Ordulu birisi olarak Ordu´yu çok seviyorum. 25 yıldır Rize´de ikamet etmiş birisi olarak Rize´yi de Ordu´yu da çok seviyorum. Onların bende çok emekleri var. Onların bende dostlukları var, onlar benim kardeşlerim. Bedenim oradaydı ama hep Ordu´yu düşünüyordum. Orada maaş aldık ama evimizi burada yaptırdık. Üniversitemizin Ordu´ya katma değer katmasını, Ordu´muzun gelişmesinde benim de burada bir rektör olarak motive etmem, hocalarımızı, öğrencilerimizi anlamında Ordu insanımıza hizmet etmeyi gerçekten önemsiyorum. Ordulular olarak bizler neden daha iyi şartları yakalamayalım? Ordu´da yaşayan insan sayımız 800 bin iken bir o kadarının da il dışı ve yurt dışında yaşadıklarını biliyoruz. Hal böyle iken bu insanlar niye göç etsin? Niye baba ocaklarından Ordu topraklarından karınlarını doyurmak için gitsinler. Onlar burada olsalar, burada iş adamı olsalar, ticaret yapsalar, sanayi kursalar, eğitim öğretim faaliyeti yapsalar, ilimize katma değer katabilseler. Anaları babaları, hısım akrabaları ile aynı ortamda yaşayarak Ordu´muzun daha da gelişmesine katkı sağlayabilseler güzel olmaz mı? Ben şurada iki aylık rektörüm. Göreve gelir gelmez anaokulu açtık, yapılmış okulu faaliyete geçirdik. Çocuklarımızın sağlığı için sağlık ocağı açıyoruz. Kapalı olan kantini açtırıyorum. İşe üniversite içerisindeki birimleri gezerek başlıyorum. Makamıma ancak öğle sonrası gelebiliyorum. Öğrencilerimizin sorunlarını yerinde dinliyorum. Barınmaydı, yemeydi, içmeydi, okul şartlarıydı çocukların her sorunlarıyla ilgilenmeye çalışıyorum. Üç çocuğunu üniversiteden mezun etmiş bir baba olarak, dahası Allah razı olsun amcam, dayım, dedelerim bana sahip çıktılar. Onların bende çok emekleri var. 10 aylık yetim kalmış 23 yaşında dul kalmış bir kadının çocuğu olarak söylüyorum, “ Sevdam Ordu´nun daha iyi olması, insanımızın daha mutlu yaşaması, bu üniversitenin bu ile katma değer katmasını” son derece önemsiyorum. Bu şehri bu ülkeyi sevmek, bu milletin değerlerine bağlı kalmak lazım. Desinler diye iş yapmamak lazım. Devletin parasını son kuruşuna kadar bu çocuklar için harcarım. Yeter ki o para yerini bulsun. Bu para ülkemizin geleceği için yerinde kullanılsın.

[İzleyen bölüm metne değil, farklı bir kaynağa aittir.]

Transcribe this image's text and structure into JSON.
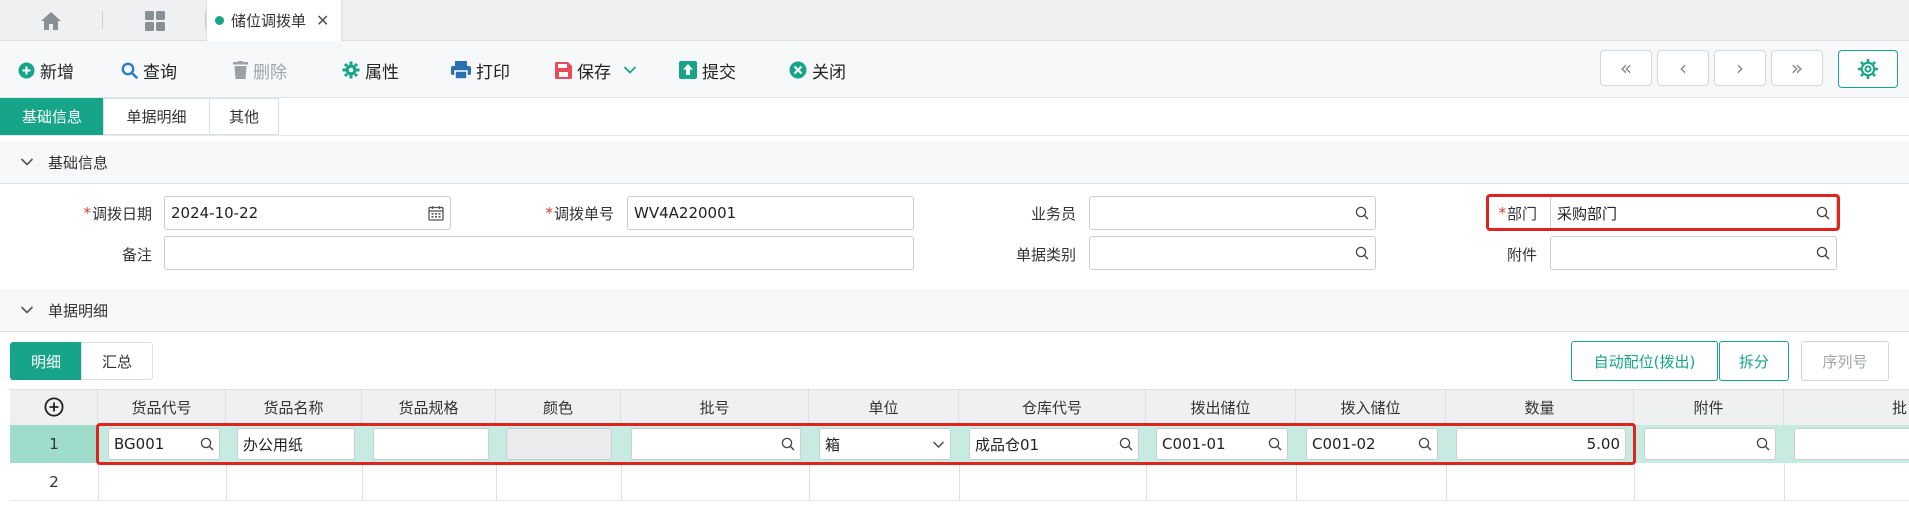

Yeni açtığı bölümlerle kariyer basamaklarını çeşitlendiren ve her geçen gün büyüme grafiğini yükseltmeye devam eden Ordu Üniversitesi, 17 Mart 2006 tarihinde, Ondokuz Mayıs Üniversitesinin Ünye İktisadi İdari Bilimler Fakültesi, Fatsa Deniz Bilimleri Fakültesi, Fen-Edebiyat Fakültesi, Sağlık Yüksekokulu ve Mesudiye Meslek Yüksekokulu ile Karadeniz Teknik Üniversitesinin Ziraat Fakültesi ve Meslek Yüksek-okulunun bir araya getirilmesi ile kuruldu.